After Keough and Zajac-Denek signed on to play a Sasquatch mother and son, the quartet began developing how the creatures should act and sound. The Zellners hired a movement coach and went through a short boot camp, practicing vocalizations and ways to update the limited footage they had.

“Every actor was able to put their own nuance and layers on top of that that related to their character,” says Nathan, who plays the group’s alpha male.

It took some longer than others to grasp the Sasquatch essence, but Nathan remembers his “aha” moment came while zipping up his skin-tight, muscled-out costume, which took him about 20 minutes each day, in addition to the two hours of daily makeup application.

“It feels like a second skin.”

“It feels like a second skin,” Nathan says. “You have this fur and the feet are really big and you have long hair and a flowing beard and everything. You really felt like a hulking beast putting that on.”

The small unit spent 24 days filming in Humboldt County, California (the same area where the famous Patterson-Gimlin Bigfoot footage was shot), immersing themselves into primordial landscapes and old-growth Redwoods. Though it became a slog to get a production crew into the mountains, it prevented interference from errant hikers walking into frame.

“We were very worried about that, but people kept to themselves up there,” David says. “We really wanted this film to feel as big and epic as possible. For all those reasons, it felt like the right place to go.”

“There's something magical about seeing the Sasquatch with the animals.”

Bleeker Street

In various scenes, the Sasquatches interact with local flora and fauna, eating various mushrooms, plants, and fruits while encountering a range of wild animals. Most of these natural interactions — some of which end poorly for Nathan — were researched by production designer Michael Powsner, who arranged taste tests for the Zellners before filming.

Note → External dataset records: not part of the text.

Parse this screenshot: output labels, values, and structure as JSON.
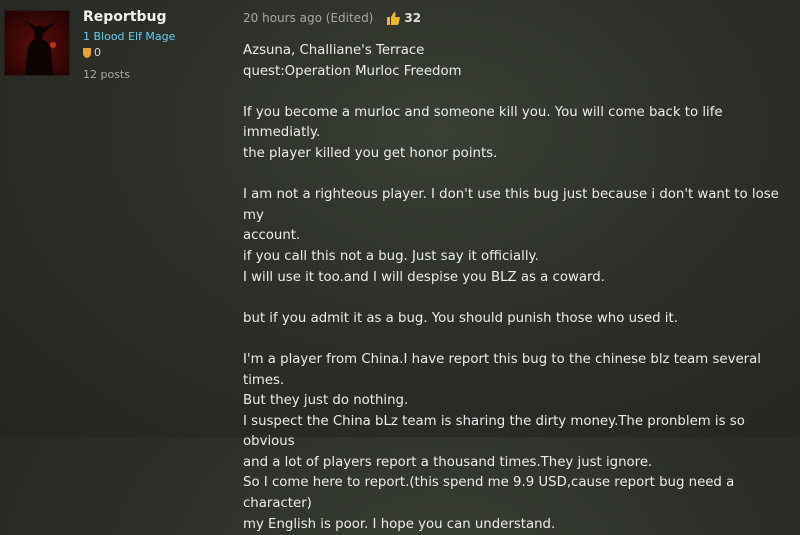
{
  "author": {
    "name": "Reportbug",
    "class": "1 Blood Elf Mage",
    "rank": "0",
    "posts": "12 posts"
  },
  "post": {
    "time": "20 hours ago (Edited)",
    "likes": "32",
    "lines": [
      "Azsuna, Challiane's Terrace",
      "quest:Operation Murloc Freedom",
      "",
      "If you become a murloc and someone kill you. You will come back to life immediatly.",
      "the player killed you get honor points.",
      "",
      "I am not a righteous player. I don't use this bug just because i don't want to lose my",
      "account.",
      "if you call this not a bug. Just say it officially.",
      "I will use it too.and I will despise you BLZ as a coward.",
      "",
      "but if you admit it as a bug. You should punish those who used it.",
      "",
      "I'm a player from China.I have report this bug to the chinese blz team several times.",
      "But they just do nothing.",
      "I suspect the China bLz team is sharing the dirty money.The pronblem is so obvious",
      "and a lot of players report a thousand times.They just ignore.",
      "So I come here to report.(this spend me 9.9 USD,cause report bug need a character)",
      "my English is poor. I hope you can understand."
    ]
  },
  "colors": {
    "class_color": "#69ccf0",
    "rank_icon": "#e8a23a",
    "like_icon": "#f0b429"
  },
  "icons": {
    "rank": "shield-icon",
    "like": "thumbs-up-icon"
  }
}
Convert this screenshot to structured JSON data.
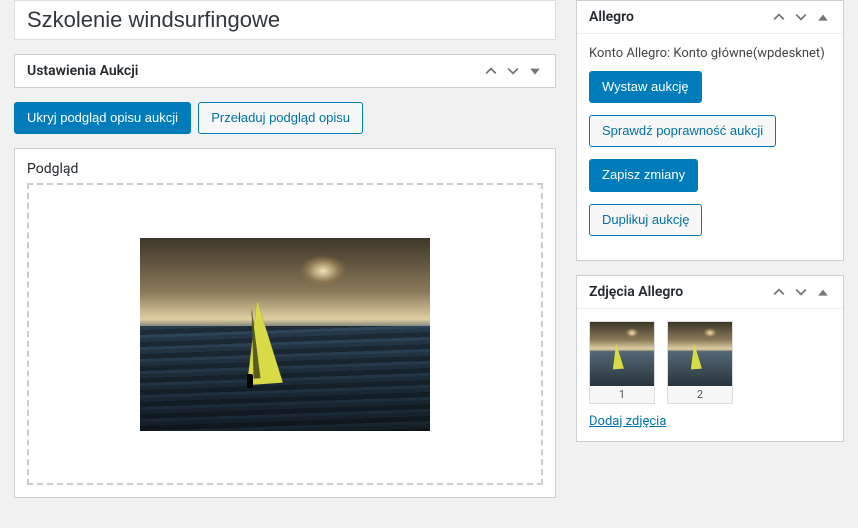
{
  "title_value": "Szkolenie windsurfingowe",
  "settings_panel": {
    "title": "Ustawienia Aukcji"
  },
  "buttons": {
    "hide_preview": "Ukryj podgląd opisu aukcji",
    "reload_preview": "Przeładuj podgląd opisu"
  },
  "preview": {
    "label": "Podgląd"
  },
  "allegro_panel": {
    "title": "Allegro",
    "account_text": "Konto Allegro: Konto główne(wpdesknet)",
    "btn_publish": "Wystaw aukcję",
    "btn_validate": "Sprawdź poprawność aukcji",
    "btn_save": "Zapisz zmiany",
    "btn_duplicate": "Duplikuj aukcję"
  },
  "images_panel": {
    "title": "Zdjęcia Allegro",
    "thumbs": [
      {
        "label": "1"
      },
      {
        "label": "2"
      }
    ],
    "add_link": "Dodaj zdjęcia"
  }
}
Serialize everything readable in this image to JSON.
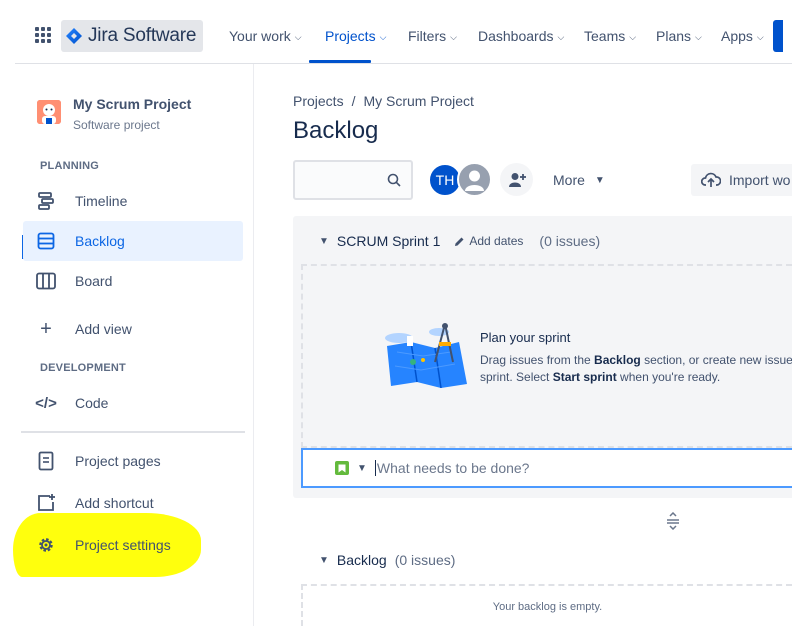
{
  "app": {
    "logo_text": "Jira Software"
  },
  "nav": {
    "items": [
      {
        "label": "Your work"
      },
      {
        "label": "Projects"
      },
      {
        "label": "Filters"
      },
      {
        "label": "Dashboards"
      },
      {
        "label": "Teams"
      },
      {
        "label": "Plans"
      },
      {
        "label": "Apps"
      }
    ],
    "active": "Projects"
  },
  "sidebar": {
    "project_name": "My Scrum Project",
    "project_type": "Software project",
    "planning_heading": "PLANNING",
    "planning_items": [
      {
        "label": "Timeline",
        "icon": "timeline-icon"
      },
      {
        "label": "Backlog",
        "icon": "backlog-icon",
        "selected": true
      },
      {
        "label": "Board",
        "icon": "board-icon"
      }
    ],
    "add_view": "Add view",
    "development_heading": "DEVELOPMENT",
    "code": "Code",
    "project_pages": "Project pages",
    "add_shortcut": "Add shortcut",
    "project_settings": "Project settings",
    "highlight_color": "#ffff00"
  },
  "main": {
    "breadcrumb": {
      "projects": "Projects",
      "separator": "/",
      "project": "My Scrum Project"
    },
    "title": "Backlog",
    "search": {
      "placeholder": "",
      "value": ""
    },
    "avatar_initials": "TH",
    "more_label": "More",
    "import_label": "Import wo",
    "sprint": {
      "name": "SCRUM Sprint 1",
      "add_dates": "Add dates",
      "issue_count": "(0 issues)",
      "empty_title": "Plan your sprint",
      "empty_text_1": "Drag issues from the ",
      "empty_bold_1": "Backlog",
      "empty_text_2": " section, or create new issue",
      "empty_text_3": "sprint. Select ",
      "empty_bold_2": "Start sprint",
      "empty_text_4": " when you're ready."
    },
    "create_placeholder": "What needs to be done?",
    "backlog": {
      "name": "Backlog",
      "issue_count": "(0 issues)",
      "empty": "Your backlog is empty."
    }
  },
  "colors": {
    "brand_blue": "#0052cc",
    "selected_bg": "#e9f2ff",
    "story_green": "#63ba3c"
  }
}
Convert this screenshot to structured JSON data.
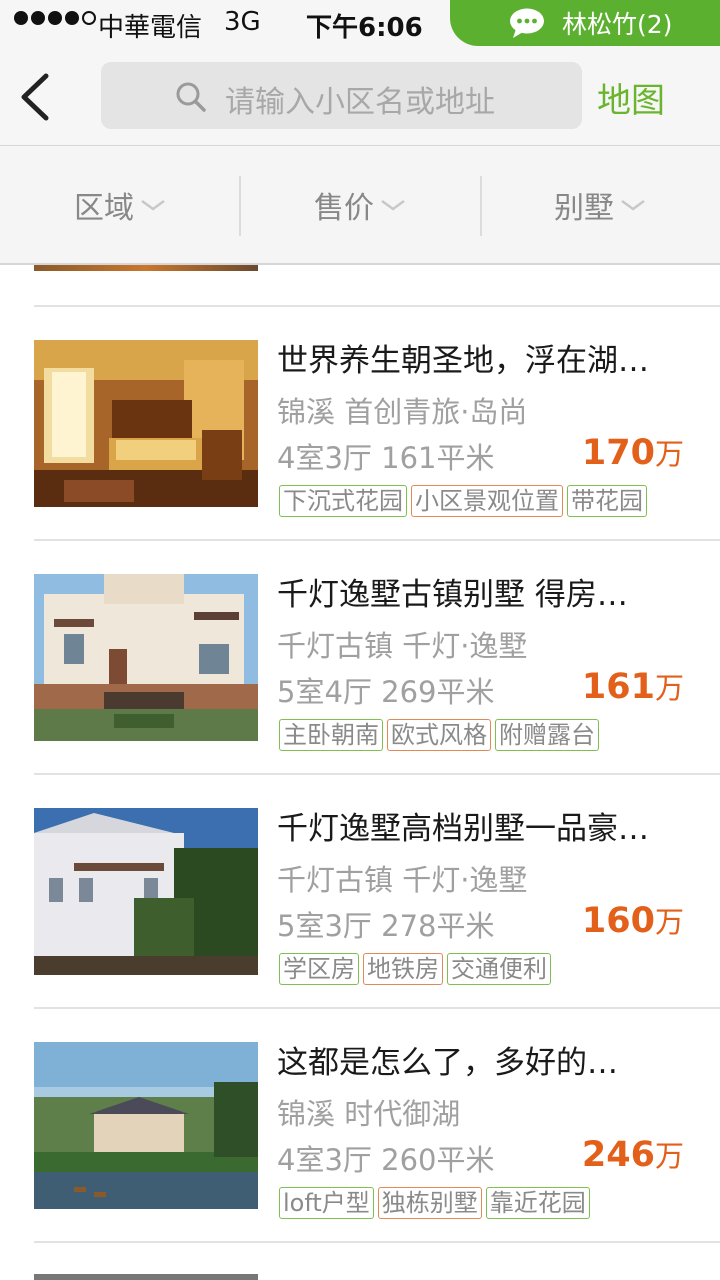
{
  "status_bar": {
    "carrier": "中華電信",
    "network": "3G",
    "time": "下午6:06",
    "chat_name": "林松竹(2)",
    "chat_icon": "chat-bubble-icon"
  },
  "header": {
    "search_placeholder": "请输入小区名或地址",
    "map_label": "地图"
  },
  "filters": [
    {
      "label": "区域"
    },
    {
      "label": "售价"
    },
    {
      "label": "别墅"
    }
  ],
  "listings": [
    {
      "title": "世界养生朝圣地，浮在湖…",
      "location": "锦溪 首创青旅·岛尚",
      "spec": "4室3厅 161平米",
      "price": "170",
      "price_unit": "万",
      "tags": [
        "下沉式花园",
        "小区景观位置",
        "带花园"
      ]
    },
    {
      "title": "千灯逸墅古镇别墅 得房…",
      "location": "千灯古镇 千灯·逸墅",
      "spec": "5室4厅 269平米",
      "price": "161",
      "price_unit": "万",
      "tags": [
        "主卧朝南",
        "欧式风格",
        "附赠露台"
      ]
    },
    {
      "title": "千灯逸墅高档别墅一品豪…",
      "location": "千灯古镇 千灯·逸墅",
      "spec": "5室3厅 278平米",
      "price": "160",
      "price_unit": "万",
      "tags": [
        "学区房",
        "地铁房",
        "交通便利"
      ]
    },
    {
      "title": " 这都是怎么了，多好的…",
      "location": "锦溪 时代御湖",
      "spec": "4室3厅 260平米",
      "price": "246",
      "price_unit": "万",
      "tags": [
        "loft户型",
        "独栋别墅",
        "靠近花园"
      ]
    }
  ],
  "colors": {
    "accent_green": "#6bb52e",
    "price_orange": "#e2601a",
    "tag_green_border": "#7fbf4f",
    "tag_orange_border": "#e08a58"
  }
}
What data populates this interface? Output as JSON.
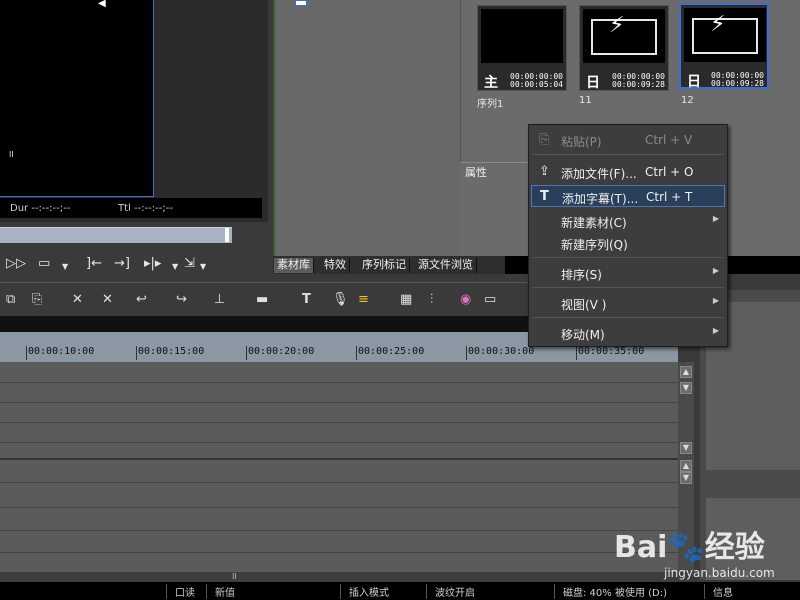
{
  "preview": {
    "dur_label": "Dur",
    "dur_value": "--:--:--;--",
    "ttl_label": "Ttl",
    "ttl_value": "--:--:--;--",
    "pause_glyph": "II"
  },
  "bin": {
    "attributes_label": "属性",
    "tabs": [
      "素材库",
      "特效",
      "序列标记",
      "源文件浏览"
    ],
    "clips": [
      {
        "name": "序列1",
        "kind_glyph": "主",
        "tc_in": "00:00:00:00",
        "tc_out": "00:00:05:04",
        "type": "sequence",
        "selected": false
      },
      {
        "name": "11",
        "kind_glyph": "日",
        "tc_in": "00:00:00:00",
        "tc_out": "00:00:09:28",
        "type": "title",
        "selected": false
      },
      {
        "name": "12",
        "kind_glyph": "日",
        "tc_in": "00:00:00:00",
        "tc_out": "00:00:09:28",
        "type": "title",
        "selected": true
      }
    ]
  },
  "context_menu": {
    "items": [
      {
        "label": "粘贴(P)",
        "shortcut": "Ctrl + V",
        "icon": "paste-icon",
        "glyph": "⎘",
        "disabled": true,
        "submenu": false
      },
      {
        "label": "添加文件(F)...",
        "shortcut": "Ctrl + O",
        "icon": "add-file-icon",
        "glyph": "⇪",
        "disabled": false,
        "submenu": false
      },
      {
        "label": "添加字幕(T)...",
        "shortcut": "Ctrl + T",
        "icon": "title-text-icon",
        "glyph": "T",
        "disabled": false,
        "submenu": false,
        "hover": true
      },
      {
        "label": "新建素材(C)",
        "shortcut": "",
        "icon": "",
        "glyph": "",
        "disabled": false,
        "submenu": true
      },
      {
        "label": "新建序列(Q)",
        "shortcut": "",
        "icon": "",
        "glyph": "",
        "disabled": false,
        "submenu": false
      },
      {
        "label": "排序(S)",
        "shortcut": "",
        "icon": "",
        "glyph": "",
        "disabled": false,
        "submenu": true
      },
      {
        "label": "视图(V )",
        "shortcut": "",
        "icon": "",
        "glyph": "",
        "disabled": false,
        "submenu": true
      },
      {
        "label": "移动(M)",
        "shortcut": "",
        "icon": "",
        "glyph": "",
        "disabled": false,
        "submenu": true
      }
    ]
  },
  "timeline": {
    "ticks": [
      "00:00:10:00",
      "00:00:15:00",
      "00:00:20:00",
      "00:00:25:00",
      "00:00:30:00",
      "00:00:35:00"
    ]
  },
  "status_bar": {
    "items": [
      "口读",
      "新值",
      "插入模式",
      "波纹开启",
      "磁盘: 40% 被使用 (D:)",
      "信息"
    ]
  },
  "watermark": {
    "logo_text": "Bai",
    "logo_cn": "经验",
    "site": "jingyan.baidu.com"
  }
}
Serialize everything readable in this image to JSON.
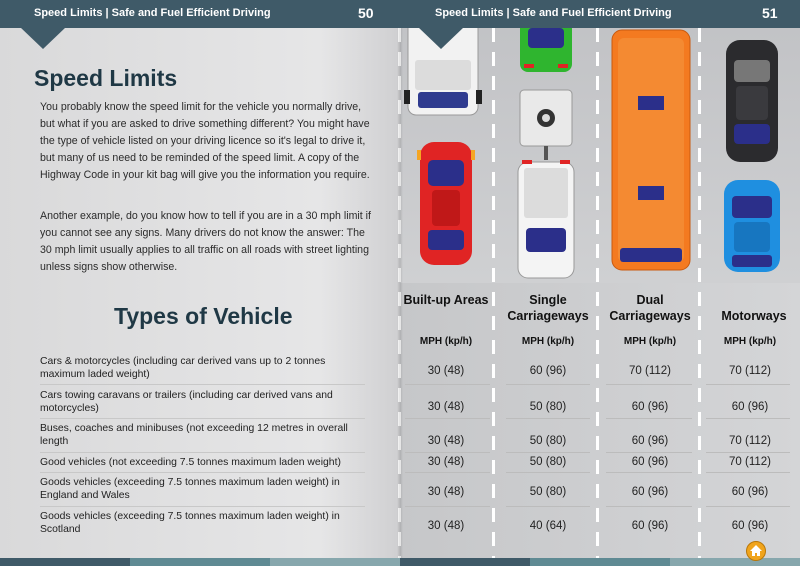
{
  "header": {
    "left_title": "Speed Limits | Safe and Fuel Efficient Driving",
    "left_page": "50",
    "right_title": "Speed Limits | Safe and Fuel Efficient Driving",
    "right_page": "51"
  },
  "left": {
    "title": "Speed Limits",
    "para1": "You probably know the speed limit for the vehicle you normally drive, but what if you are asked to drive something different? You might have the type of vehicle listed on your driving licence so it's legal to drive it, but many of us need to be reminded of the speed limit. A copy of the Highway Code in your kit bag will give you the information you require.",
    "para2": "Another example, do you know how to tell if you are in a 30 mph limit if you cannot see any signs. Many drivers do not know the answer: The 30 mph limit usually applies to all traffic on all roads with street lighting unless signs show otherwise.",
    "table_title": "Types of Vehicle"
  },
  "table": {
    "columns": [
      {
        "heading": "Built-up Areas",
        "unit": "MPH (kp/h)"
      },
      {
        "heading": "Single Carriageways",
        "unit": "MPH (kp/h)"
      },
      {
        "heading": "Dual Carriageways",
        "unit": "MPH (kp/h)"
      },
      {
        "heading": "Motorways",
        "unit": "MPH (kp/h)"
      }
    ],
    "rows": [
      {
        "label": "Cars & motorcycles (including car derived vans up to 2 tonnes maximum laded weight)",
        "values": [
          "30 (48)",
          "60 (96)",
          "70 (112)",
          "70 (112)"
        ]
      },
      {
        "label": "Cars towing caravans or trailers (including car derived vans and motorcycles)",
        "values": [
          "30 (48)",
          "50 (80)",
          "60 (96)",
          "60 (96)"
        ]
      },
      {
        "label": "Buses, coaches and minibuses (not exceeding 12 metres in overall length",
        "values": [
          "30 (48)",
          "50 (80)",
          "60 (96)",
          "70 (112)"
        ]
      },
      {
        "label": "Good vehicles (not exceeding 7.5 tonnes maximum laden weight)",
        "values": [
          "30 (48)",
          "50 (80)",
          "60 (96)",
          "70 (112)"
        ]
      },
      {
        "label": "Goods vehicles (exceeding 7.5 tonnes maximum laden weight) in England and Wales",
        "values": [
          "30 (48)",
          "50 (80)",
          "60 (96)",
          "60 (96)"
        ]
      },
      {
        "label": "Goods vehicles (exceeding 7.5 tonnes maximum laden weight) in Scotland",
        "values": [
          "30 (48)",
          "40 (64)",
          "60 (96)",
          "60 (96)"
        ]
      }
    ]
  },
  "icons": {
    "home": "home-icon"
  },
  "colors": {
    "header": "#3f5a68",
    "heading": "#1f3845",
    "home_button": "#f0a41c"
  }
}
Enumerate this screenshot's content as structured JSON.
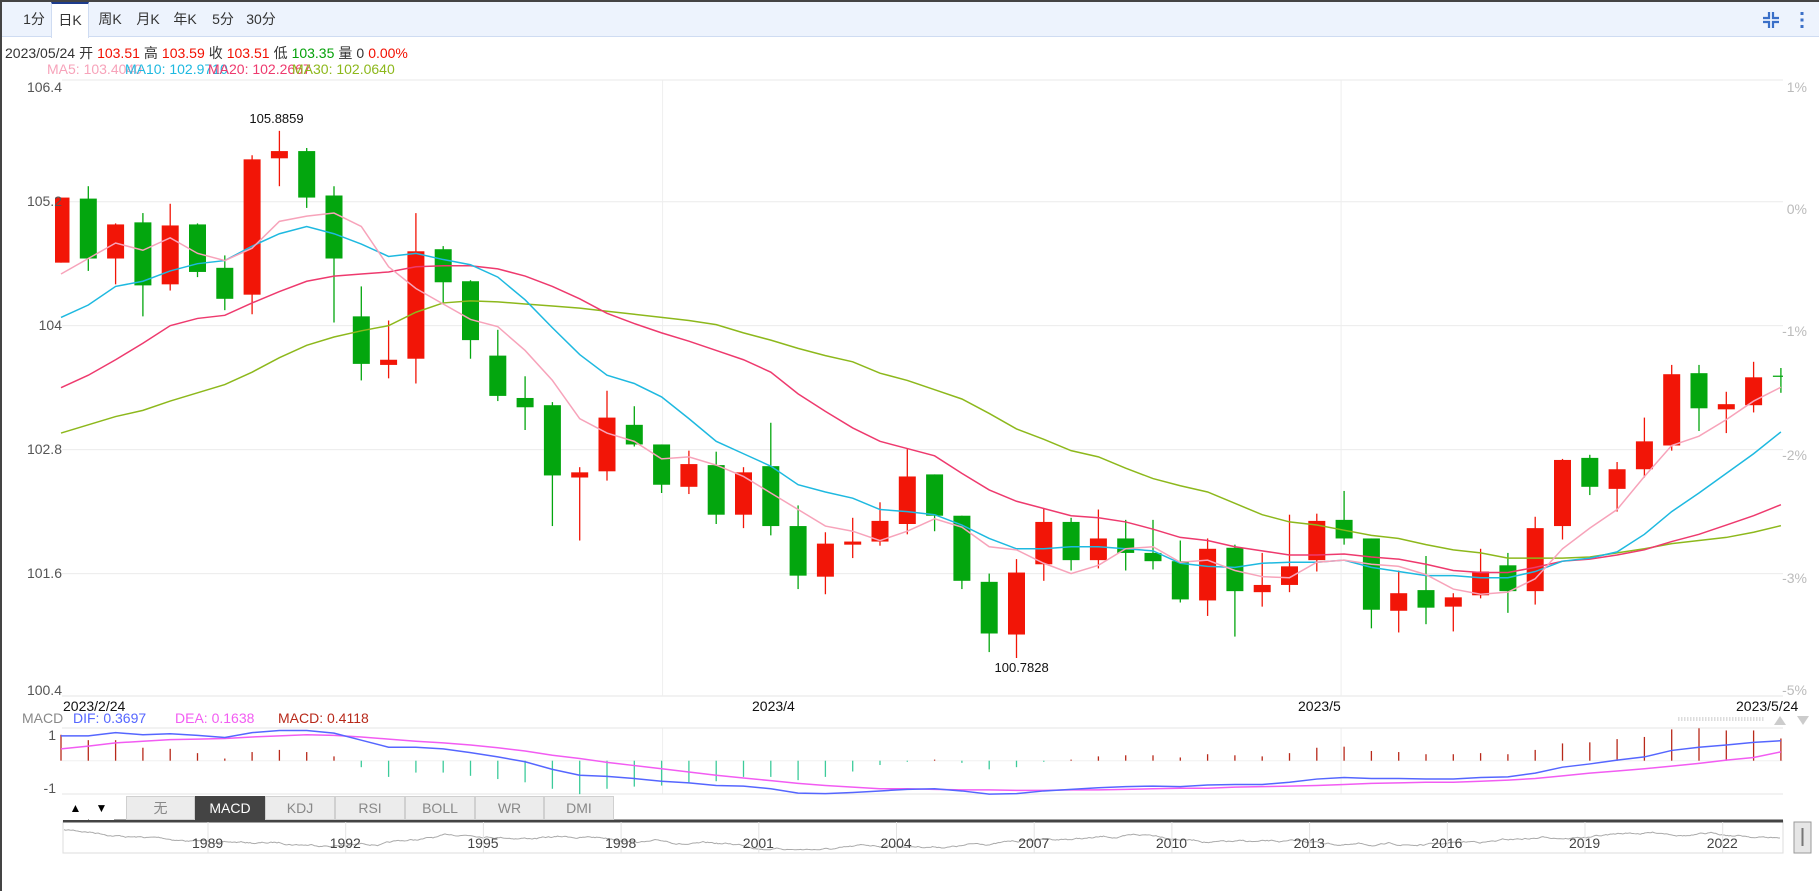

“There was a day where we were just sitting on the floor, dragging ferns in and feeding each other these berries and salmon and whatever else we could get,” David says.

Though they composited in some of the fiercer forest dwellers (namely, a mountain lion, brought in from a rescue zoo), Nathan enjoyed it when his Sasquatch could share ordinary moments with smaller creatures.

“There's something magical about seeing the Sasquatch with the animals,” David says. “Sharing the same space and passing each other, it really made it feel so legitimate to us.”

The movie is ultimately about humanity’s overreach into the natural world.

Bleeker Street

In some ways, the whole endeavor was absurd. Consider a moment when Nathan and Keough engage in Sasquatch intercourse (which later adds a pregnancy plot line) early into the film, or when the group begins hollering and territorially peeing when they discover an asphalt road for the first time. And yet, the project was always moving toward something more profound, an existential window into humanity’s overreach and commodifying tendencies.

“That was where it needed to culminate,” David says. “The tone was there from the start.”

Despite the daily challenges (weather, location, animals, makeup), the brothers agree their preparation and willingness to pivot fostered one of the most joyous sets they’d ever led. It’s only whet their appetites to keep finding similarly unique experiences.

“We’re interested in the adventure and the challenge of it all,” Nathan says. “No matter how hard it is, it just makes you want to do more.”

Sasquatch Sunset is playing in select theaters.